Spettacolo dal vivo, l’ipotesi di un cine drive-in, ma anche il ruolo dell’Europa, le questioni di gentrificazione e della turistificazione, l’uso degli spazi ad oggi abbandonati, il sostegno ai lavoratori culturali, la cui compagine è frammentata: ecco i temi emersi nel corso della conversazione. E anche un’adesione alla proposta lanciata dal Ministro Dario Franceschini di creare una Netflix della cultura…
Quest’anno Roma ha festeggiato per cause di forza maggiore l’anniversario dalla propria nascita, il famoso Natale di Roma, con una festa online. Che anno sarà per mostre e musei?
Abbiamo festeggiato anche il primomaggio online. Sapremo a breve in che modo le condizioni in cui possono essere vissuti gli spazi chiusi cambieranno. Il godimento degli spazi museali e archeologici porta con sé minori problemi di quanto non faccia il godimento dello spettacolo dal vivo. Lavoriamo perché accada al più presto e in sicurezza, ma non sappiamo ancora nel dettaglio cosa significhi, appunto, farlo in sicurezza.

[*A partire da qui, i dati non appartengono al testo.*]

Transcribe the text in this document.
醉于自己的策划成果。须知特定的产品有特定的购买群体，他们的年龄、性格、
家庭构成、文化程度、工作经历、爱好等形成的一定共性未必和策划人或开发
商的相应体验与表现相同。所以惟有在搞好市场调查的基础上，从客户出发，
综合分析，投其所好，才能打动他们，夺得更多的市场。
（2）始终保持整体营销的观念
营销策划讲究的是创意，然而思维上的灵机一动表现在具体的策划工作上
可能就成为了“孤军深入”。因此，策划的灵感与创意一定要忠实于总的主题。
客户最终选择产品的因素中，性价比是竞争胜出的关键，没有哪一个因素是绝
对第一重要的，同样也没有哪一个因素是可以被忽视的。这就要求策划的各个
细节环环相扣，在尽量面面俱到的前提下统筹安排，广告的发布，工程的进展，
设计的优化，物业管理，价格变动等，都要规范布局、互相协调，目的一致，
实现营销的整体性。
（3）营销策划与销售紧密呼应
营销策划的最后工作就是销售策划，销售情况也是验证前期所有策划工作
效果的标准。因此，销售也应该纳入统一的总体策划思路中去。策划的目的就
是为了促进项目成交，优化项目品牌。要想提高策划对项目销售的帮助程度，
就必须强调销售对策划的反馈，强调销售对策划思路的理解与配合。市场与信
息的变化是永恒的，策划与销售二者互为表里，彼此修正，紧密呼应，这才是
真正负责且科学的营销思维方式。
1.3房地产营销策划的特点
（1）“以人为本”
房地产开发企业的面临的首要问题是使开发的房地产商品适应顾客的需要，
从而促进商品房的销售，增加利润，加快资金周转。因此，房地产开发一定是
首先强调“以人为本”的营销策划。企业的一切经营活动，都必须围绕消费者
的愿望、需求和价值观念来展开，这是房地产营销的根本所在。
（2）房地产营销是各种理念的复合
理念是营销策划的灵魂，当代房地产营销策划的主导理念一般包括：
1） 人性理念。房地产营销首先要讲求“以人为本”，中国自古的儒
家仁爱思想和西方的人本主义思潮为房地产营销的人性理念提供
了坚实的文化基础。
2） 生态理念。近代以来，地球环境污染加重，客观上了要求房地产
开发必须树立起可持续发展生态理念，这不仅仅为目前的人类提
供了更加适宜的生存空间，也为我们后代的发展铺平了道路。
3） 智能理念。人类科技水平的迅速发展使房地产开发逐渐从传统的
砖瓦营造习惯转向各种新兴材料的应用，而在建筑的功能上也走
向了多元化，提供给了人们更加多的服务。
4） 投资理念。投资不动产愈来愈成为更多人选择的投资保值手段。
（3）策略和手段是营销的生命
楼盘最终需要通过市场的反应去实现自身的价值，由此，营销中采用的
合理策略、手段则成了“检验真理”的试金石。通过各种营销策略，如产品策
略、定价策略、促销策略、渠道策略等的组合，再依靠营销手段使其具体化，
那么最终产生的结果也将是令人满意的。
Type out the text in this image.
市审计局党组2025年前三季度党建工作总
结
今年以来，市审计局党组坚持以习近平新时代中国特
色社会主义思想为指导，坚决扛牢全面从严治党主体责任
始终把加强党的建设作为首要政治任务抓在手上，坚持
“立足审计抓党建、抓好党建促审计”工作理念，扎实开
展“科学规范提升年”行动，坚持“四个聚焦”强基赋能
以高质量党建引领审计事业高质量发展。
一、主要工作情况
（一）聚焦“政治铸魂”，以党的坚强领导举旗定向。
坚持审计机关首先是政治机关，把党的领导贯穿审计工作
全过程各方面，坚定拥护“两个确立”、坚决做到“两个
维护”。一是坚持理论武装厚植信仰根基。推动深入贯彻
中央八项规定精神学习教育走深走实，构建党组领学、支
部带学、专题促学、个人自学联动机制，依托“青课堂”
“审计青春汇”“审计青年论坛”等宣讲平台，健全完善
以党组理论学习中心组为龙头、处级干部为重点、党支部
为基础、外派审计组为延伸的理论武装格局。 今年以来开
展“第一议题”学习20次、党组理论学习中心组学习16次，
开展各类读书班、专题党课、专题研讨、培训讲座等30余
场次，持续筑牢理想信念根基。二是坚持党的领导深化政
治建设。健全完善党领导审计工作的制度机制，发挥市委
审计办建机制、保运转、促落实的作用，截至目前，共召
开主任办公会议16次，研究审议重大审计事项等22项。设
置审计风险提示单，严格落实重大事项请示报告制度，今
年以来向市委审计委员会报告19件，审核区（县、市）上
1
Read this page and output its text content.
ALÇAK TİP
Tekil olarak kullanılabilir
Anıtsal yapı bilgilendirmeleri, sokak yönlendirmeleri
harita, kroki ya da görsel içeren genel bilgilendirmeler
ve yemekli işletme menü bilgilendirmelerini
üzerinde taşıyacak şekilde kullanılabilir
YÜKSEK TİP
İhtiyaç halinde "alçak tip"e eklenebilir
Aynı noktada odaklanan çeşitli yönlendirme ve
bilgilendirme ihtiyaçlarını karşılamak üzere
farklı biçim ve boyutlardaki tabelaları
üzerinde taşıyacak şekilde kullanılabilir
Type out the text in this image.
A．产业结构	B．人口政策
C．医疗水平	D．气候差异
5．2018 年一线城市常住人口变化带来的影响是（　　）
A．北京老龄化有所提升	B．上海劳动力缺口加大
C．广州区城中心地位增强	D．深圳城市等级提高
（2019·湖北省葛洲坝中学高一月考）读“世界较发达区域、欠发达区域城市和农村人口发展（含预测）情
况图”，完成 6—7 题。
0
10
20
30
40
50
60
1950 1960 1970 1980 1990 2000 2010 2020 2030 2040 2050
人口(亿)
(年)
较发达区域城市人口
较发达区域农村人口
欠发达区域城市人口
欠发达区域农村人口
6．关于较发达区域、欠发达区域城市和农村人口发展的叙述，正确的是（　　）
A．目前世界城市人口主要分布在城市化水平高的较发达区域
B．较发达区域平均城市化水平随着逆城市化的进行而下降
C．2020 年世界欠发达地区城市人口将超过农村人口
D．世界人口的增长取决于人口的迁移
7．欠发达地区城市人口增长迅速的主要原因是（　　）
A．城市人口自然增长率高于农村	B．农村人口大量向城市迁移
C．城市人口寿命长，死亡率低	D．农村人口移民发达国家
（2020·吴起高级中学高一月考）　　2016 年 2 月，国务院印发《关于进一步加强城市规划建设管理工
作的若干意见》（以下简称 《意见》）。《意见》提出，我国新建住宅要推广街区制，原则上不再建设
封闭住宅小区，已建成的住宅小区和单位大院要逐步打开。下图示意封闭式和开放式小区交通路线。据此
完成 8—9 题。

Parlando della Mostra del cinema di Venezia, il presidente della Biennale Roberto Cicutto ha detto: “Credo che il Festival debba godere di una extraterritorialità rispetto alle misure di sicurezza, un segnale che poi possa estendersi ad altre sale”. Vale anche per la Festa del cinema di Roma che si terrà un mese dopo?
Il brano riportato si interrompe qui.